Le gouvernement allemand a mis mercredi sur les rails son engagement à régulariser des dizaines de milliers de personnes immigrées bien intégrées dans le pays, mais sans permis de séjour durable jusqu’ici.
Promesse de la coalition d’Olaf Scholz, le projet de loi adopté en conseil des ministres est une réforme attendue par les organisations d’aide aux étrangers et le patronat confronté à un manque criant de main d’oeuvre.
Il s’agit de faciliter l’intégration des étrangers dits « tolérés », qui ne peuvent pas être expulsés mais n’ont dans leur grande majorité pas le droit de travailler.
Environ 130.000 immigrés vivant en Allemagne depuis au moins cinq ans sont concernés. Nombre de ces demandeurs d’asile déboutés ne peuvent pas être renvoyés dans leur pays d’origine soit parce qu’ils ne peuvent pas prouver leur nationalité, soit parce que leur pays d’origine ne souhaite pas qu’ils reviennent.
« Ces personnes, qui ont trouvé leur cadre de vie en Allemagne grâce à une longue durée de séjour, doivent se voir ouvrir une perspective (…) », explique le texte du ministère de l’Intérieur.
Un an d’essai
Elles pourront obtenir un permis de séjour d’un an, le temps de prouver notamment qu’elles peuvent se prendre en charge financièrement et disposent de connaissances suffisantes en allemand. A l’issue de cette période, elles pourront recevoir un titre de séjour définitif.
Le regroupement familial doit en outre être facilité, selon le projet gouvernemental qui devrait être soumis au parlement après l’été.
« Nous avons longtemps attendu un tel projet de loi (…) notamment parce qu’il offre une perspective à des personnes qui jusqu’ici vivaient sous la menace d’une expulsion éventuelle », se félicite Ulrich Schneider, qui conseille des réfugiés et migrants en matière d’emploi à l’organisation Caritas à Fribourg-en-Brisgau.
Parmi ces personnes « tolérées », dont un nombre certain est arrivé en 2015-2016 quand l’Allemagne a accueilli plus d’un million de demandeurs d’asile, figurent des Afghans.
L’Allemagne ne procède plus à des expulsions vers l’Afghanistan depuis le retour des talibans au pouvoir mais accorde peu le statut de réfugiés à ses ressortissants.
« Les Afghans se retrouvent sur une sorte de liste d’attente », déplore M. Schneider, et doivent renouveler tous les trois mois leur autorisation de rester sur le territoire. Ils ont en outre difficilement accès à un logement.
Au moment où le déficit de main d’oeuvre pénalise tous les secteurs, de l’industrie aux services, le ministre de l’Economie Robert Habeck s’est félicité mercredi de cette « politique pragmatique et intelligente ».
Ne pas donner une perspective d’avenir à ces personnes « c’est pour ainsi dire commettre un péché contre le potentiel économique de notre pays », a-t-il argué.
Expulsions
La réforme prévoit aussi un accès simplifié des demandeurs d’asile aux cours d’intégration et de langue professionnelle. Quant aux réfugiés ayant terminé leur formation médicale mais dont la qualification professionnelle n’est pas encore reconnue en Allemagne, ils pourront plus facilement prodiguer des soins médicaux à d’autres personnes en quête de protection, par exemple dans les foyers pour demandeurs d’asile.

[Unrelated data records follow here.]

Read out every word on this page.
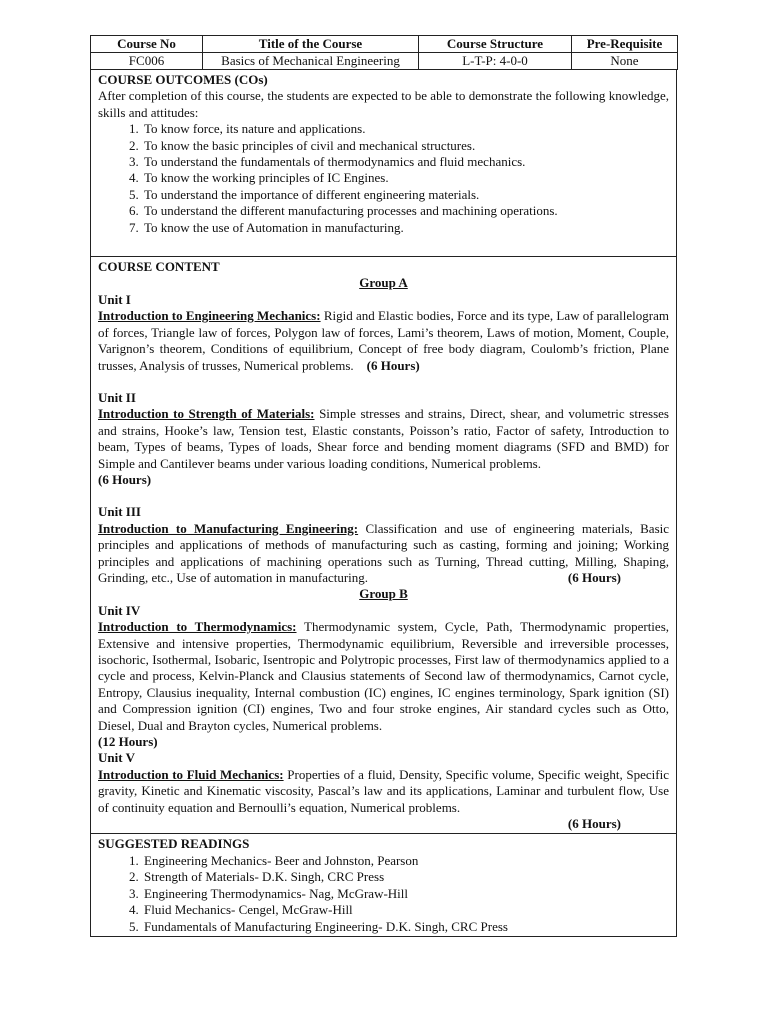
Course No	Title of the Course	Course Structure	Pre-Requisite
FC006	Basics of Mechanical Engineering	L-T-P: 4-0-0	None
COURSE OUTCOMES (COs)
After completion of this course, the students are expected to be able to demonstrate the following knowledge, skills and attitudes:
1. To know force, its nature and applications.
2. To know the basic principles of civil and mechanical structures.
3. To understand the fundamentals of thermodynamics and fluid mechanics.
4. To know the working principles of IC Engines.
5. To understand the importance of different engineering materials.
6. To understand the different manufacturing processes and machining operations.
7. To know the use of Automation in manufacturing.
COURSE CONTENT
Group A
Unit I
Introduction to Engineering Mechanics: Rigid and Elastic bodies, Force and its type, Law of parallelogram of forces, Triangle law of forces, Polygon law of forces, Lami’s theorem, Laws of motion, Moment, Couple, Varignon’s theorem, Conditions of equilibrium, Concept of free body diagram, Coulomb’s friction, Plane trusses, Analysis of trusses, Numerical problems. (6 Hours)
Unit II
Introduction to Strength of Materials: Simple stresses and strains, Direct, shear, and volumetric stresses and strains, Hooke’s law, Tension test, Elastic constants, Poisson’s ratio, Factor of safety, Introduction to beam, Types of beams, Types of loads, Shear force and bending moment diagrams (SFD and BMD) for Simple and Cantilever beams under various loading conditions, Numerical problems.
(6 Hours)
Unit III
Introduction to Manufacturing Engineering: Classification and use of engineering materials, Basic principles and applications of methods of manufacturing such as casting, forming and joining; Working principles and applications of machining operations such as Turning, Thread cutting, Milling, Shaping, Grinding, etc., Use of automation in manufacturing.	(6 Hours)
Group B
Unit IV
Introduction to Thermodynamics: Thermodynamic system, Cycle, Path, Thermodynamic properties, Extensive and intensive properties, Thermodynamic equilibrium, Reversible and irreversible processes, isochoric, Isothermal, Isobaric, Isentropic and Polytropic processes, First law of thermodynamics applied to a cycle and process, Kelvin-Planck and Clausius statements of Second law of thermodynamics, Carnot cycle, Entropy, Clausius inequality, Internal combustion (IC) engines, IC engines terminology, Spark ignition (SI) and Compression ignition (CI) engines, Two and four stroke engines, Air standard cycles such as Otto, Diesel, Dual and Brayton cycles, Numerical problems.
(12 Hours)
Unit V
Introduction to Fluid Mechanics: Properties of a fluid, Density, Specific volume, Specific weight, Specific gravity, Kinetic and Kinematic viscosity, Pascal’s law and its applications, Laminar and turbulent flow, Use of continuity equation and Bernoulli’s equation, Numerical problems.
(6 Hours)
SUGGESTED READINGS
1. Engineering Mechanics- Beer and Johnston, Pearson
2. Strength of Materials- D.K. Singh, CRC Press
3. Engineering Thermodynamics- Nag, McGraw-Hill
4. Fluid Mechanics- Cengel, McGraw-Hill
5. Fundamentals of Manufacturing Engineering- D.K. Singh, CRC Press
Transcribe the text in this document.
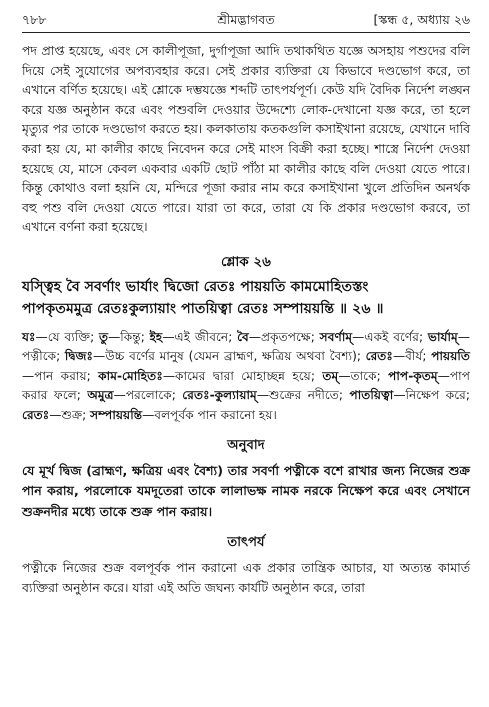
৭৮৮	শ্রীমদ্ভাগবত	[স্কন্ধ ৫, অধ্যায় ২৬

পদ প্রাপ্ত হয়েছে, এবং সে কালীপূজা, দুর্গাপূজা আদি তথাকথিত যজ্ঞে অসহায় পশুদের বলি দিয়ে সেই সুযোগের অপব্যবহার করে। সেই প্রকার ব্যক্তিরা যে কিভাবে দণ্ডভোগ করে, তা এখানে বর্ণিত হয়েছে। এই শ্লোকে দম্ভযজ্ঞে শব্দটি তাৎপর্যপূর্ণ। কেউ যদি বৈদিক নির্দেশ লঙ্ঘন করে যজ্ঞ অনুষ্ঠান করে এবং পশুবলি দেওয়ার উদ্দেশ্যে লোক-দেখানো যজ্ঞ করে, তা হলে মৃত্যুর পর তাকে দণ্ডভোগ করতে হয়। কলকাতায় কতকগুলি কসাইখানা রয়েছে, যেখানে দাবি করা হয় যে, মা কালীর কাছে নিবেদন করে সেই মাংস বিক্রী করা হচ্ছে। শাস্ত্রে নির্দেশ দেওয়া হয়েছে যে, মাসে কেবল একবার একটি ছোট পাঁঠা মা কালীর কাছে বলি দেওয়া যেতে পারে। কিন্তু কোথাও বলা হয়নি যে, মন্দিরে পূজা করার নাম করে কসাইখানা খুলে প্রতিদিন অনর্থক বহু পশু বলি দেওয়া যেতে পারে। যারা তা করে, তারা যে কি প্রকার দণ্ডভোগ করবে, তা এখানে বর্ণনা করা হয়েছে।

শ্লোক ২৬
যস্ত্বিহ বৈ সবর্ণাং ভার্যাং দ্বিজো রেতঃ পায়য়তি কামমোহিতস্তং
পাপকৃতমমুত্র রেতঃকুল্যায়াং পাতয়িত্বা রেতঃ সম্পায়য়ন্তি ॥ ২৬ ॥

যঃ—যে ব্যক্তি; তু—কিন্তু; ইহ—এই জীবনে; বৈ—প্রকৃতপক্ষে; সবর্ণাম্—একই বর্ণের; ভার্যাম্—পত্নীকে; দ্বিজঃ—উচ্চ বর্ণের মানুষ (যেমন ব্রাহ্মণ, ক্ষত্রিয় অথবা বৈশ্য); রেতঃ—বীর্য; পায়য়তি—পান করায়; কাম-মোহিতঃ—কামের দ্বারা মোহাচ্ছন্ন হয়ে; তম্—তাকে; পাপ-কৃতম্—পাপ করার ফলে; অমুত্র—পরলোকে; রেতঃ-কুল্যায়াম্—শুক্রের নদীতে; পাতয়িত্বা—নিক্ষেপ করে; রেতঃ—শুক্র; সম্পায়য়ন্তি—বলপূর্বক পান করানো হয়।

অনুবাদ

যে মূর্খ দ্বিজ (ব্রাহ্মণ, ক্ষত্রিয় এবং বৈশ্য) তার সবর্ণা পত্নীকে বশে রাখার জন্য নিজের শুক্র পান করায়, পরলোকে যমদূতেরা তাকে লালাভক্ষ নামক নরকে নিক্ষেপ করে এবং সেখানে শুক্রনদীর মধ্যে তাকে শুক্র পান করায়।

তাৎপর্য

পত্নীকে নিজের শুক্র বলপূর্বক পান করানো এক প্রকার তান্ত্রিক আচার, যা অত্যন্ত কামার্ত ব্যক্তিরা অনুষ্ঠান করে। যারা এই অতি জঘন্য কার্যটি অনুষ্ঠান করে, তারা
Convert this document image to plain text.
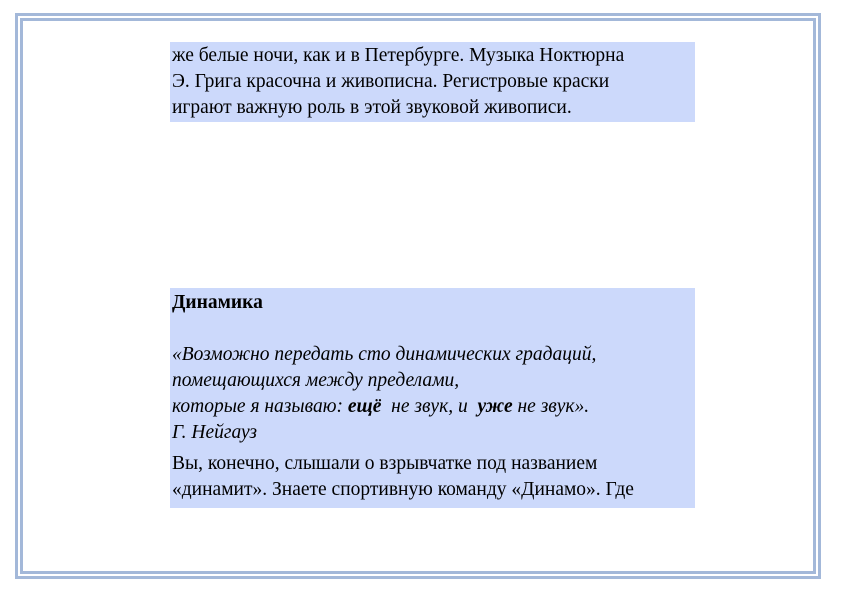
же белые ночи, как и в Петербурге. Музыка Ноктюрна
Э. Грига красочна и живописна. Регистровые краски
играют важную роль в этой звуковой живописи.
Динамика
«Возможно передать сто динамических градаций,
помещающихся между пределами,
которые я называю: ещё  не звук, и  уже не звук».
Г. Нейгауз
Вы, конечно, слышали о взрывчатке под названием
«динамит». Знаете спортивную команду «Динамо». Где
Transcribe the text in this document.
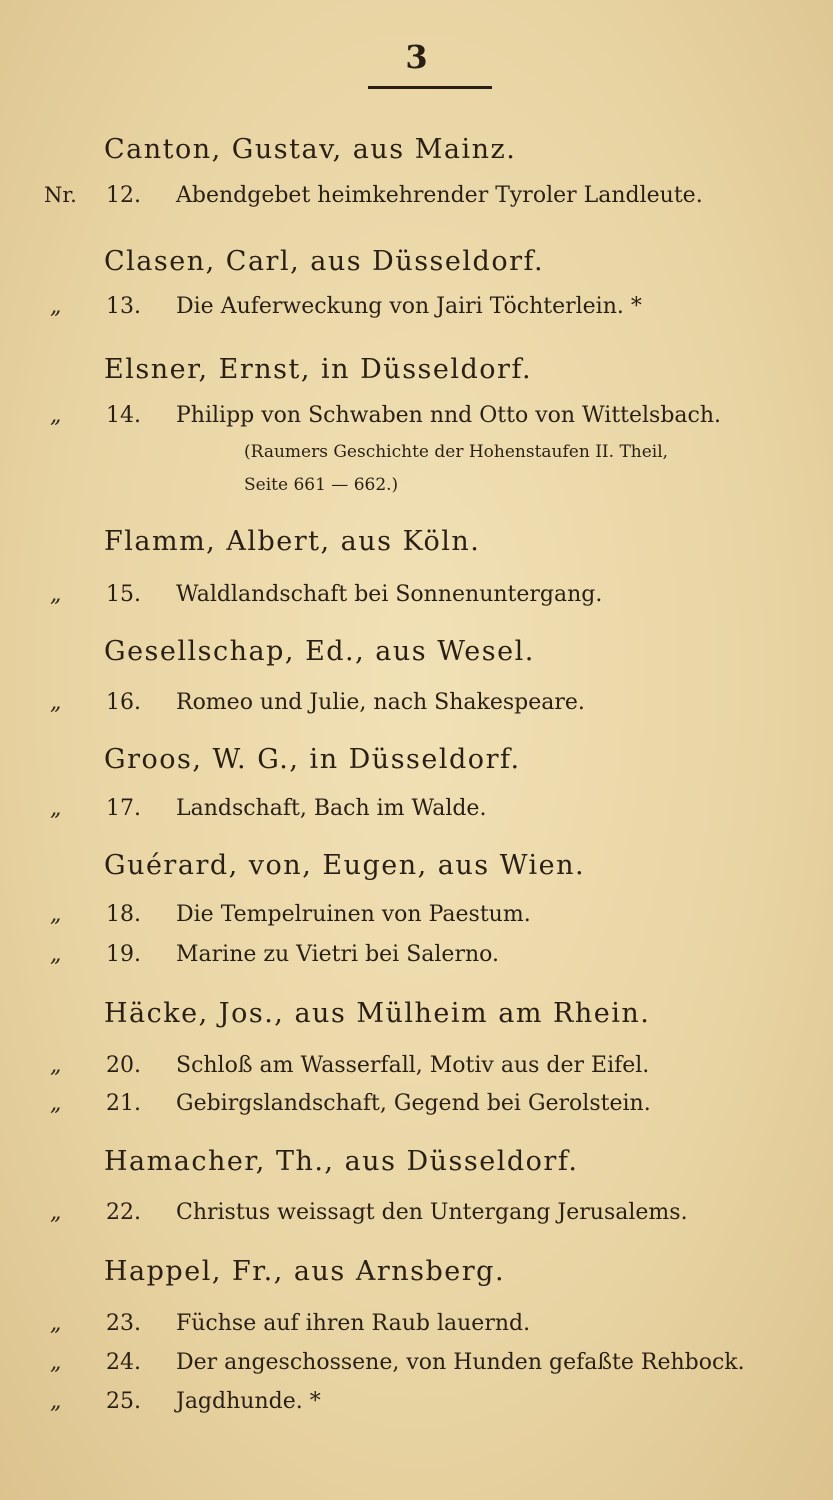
3
Canton, Gustav, aus Mainz.
Nr. 12. Abendgebet heimkehrender Tyroler Landleute.
Clasen, Carl, aus Düsseldorf.
„ 13. Die Auferweckung von Jairi Töchterlein. *
Elsner, Ernst, in Düsseldorf.
„ 14. Philipp von Schwaben nnd Otto von Wittelsbach.
(Raumers Geschichte der Hohenstaufen II. Theil,
Seite 661 — 662.)
Flamm, Albert, aus Köln.
„ 15. Waldlandschaft bei Sonnenuntergang.
Gesellschap, Ed., aus Wesel.
„ 16. Romeo und Julie, nach Shakespeare.
Groos, W. G., in Düsseldorf.
„ 17. Landschaft, Bach im Walde.
Guérard, von, Eugen, aus Wien.
„ 18. Die Tempelruinen von Paestum.
„ 19. Marine zu Vietri bei Salerno.
Häcke, Jos., aus Mülheim am Rhein.
„ 20. Schloß am Wasserfall, Motiv aus der Eifel.
„ 21. Gebirgslandschaft, Gegend bei Gerolstein.
Hamacher, Th., aus Düsseldorf.
„ 22. Christus weissagt den Untergang Jerusalems.
Happel, Fr., aus Arnsberg.
„ 23. Füchse auf ihren Raub lauernd.
„ 24. Der angeschossene, von Hunden gefaßte Rehbock.
„ 25. Jagdhunde. *
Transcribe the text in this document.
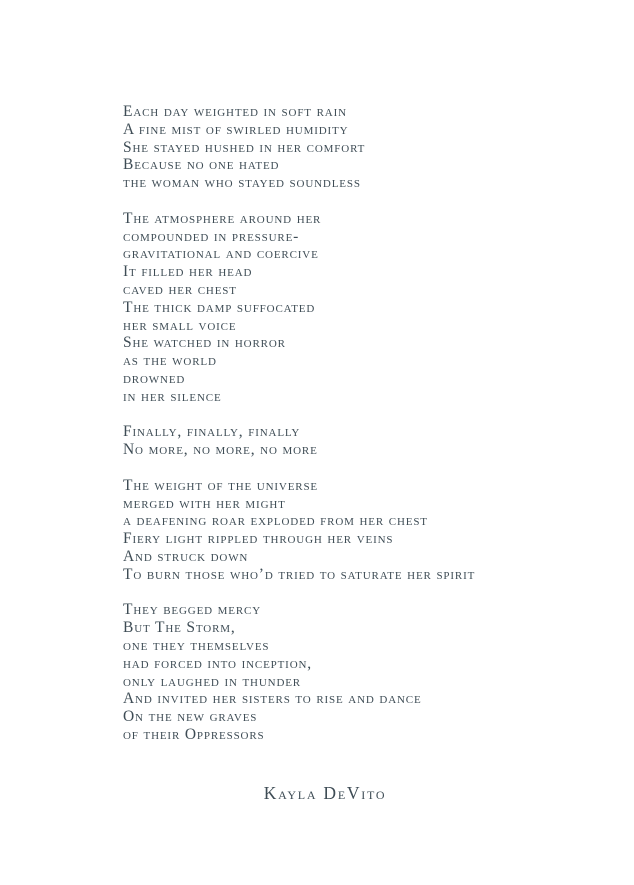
Each day weighted in soft rain
A fine mist of swirled humidity
She stayed hushed in her comfort
Because no one hated
the woman who stayed soundless
The atmosphere around her
compounded in pressure-
gravitational and coercive
It filled her head
caved her chest
The thick damp suffocated
her small voice
She watched in horror
as the world
drowned
in her silence
Finally, finally, finally
No more, no more, no more
The weight of the universe
merged with her might
a deafening roar exploded from her chest
Fiery light rippled through her veins
And struck down
To burn those who’d tried to saturate her spirit
They begged mercy
But The Storm,
one they themselves
had forced into inception,
only laughed in thunder
And invited her sisters to rise and dance
On the new graves
of their Oppressors
Kayla DeVito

Une autre partie du projet de loi traite des expulsions, qui doivent être facilitées.
Plusieurs associations ont jugé la réforme insuffisante.
« L’objectif est bon et juste (…), a réagi auprès de la chaîne de télévision publique ARD Joshua Hofert, un membre du comité directeur de « Terre des hommes ». Mais « le changement de paradigme annoncé par la coalition n’est pas encore en vue », a-t-il déploré.
Le patronat réclame également d’autres assouplissements pour remédier aux pénuries de travailleurs, l’une des principales menaces pour la première économie européenne.
L’Allemagne, pays vieillissant et en situation de quasi plein emploi, aurait besoin dans les années à venir de 400.000 à 500.000 immigrés par an pour couvrir ses besoins, selon l’Institut fédéral de recherche sur le travail et l’emploi (IAB).
« Nous ne pourrons maintenir notre prospérité que si nous pouvons garantir à l’avenir le nombre élevé de salariés que nous avons aujourd’hui », a déclaré mercredi Olag Scholz devant les députés.
Pour cela, l’immigration est nécessaire, a-t-il expliqué, annonçant de nouvelles mesures pour l’automne et notamment une loi visant à faciliter l’entrée de personnels qualifiés étrangers, même s’ils n’ont pas encore d’emploi fixe dans le pays.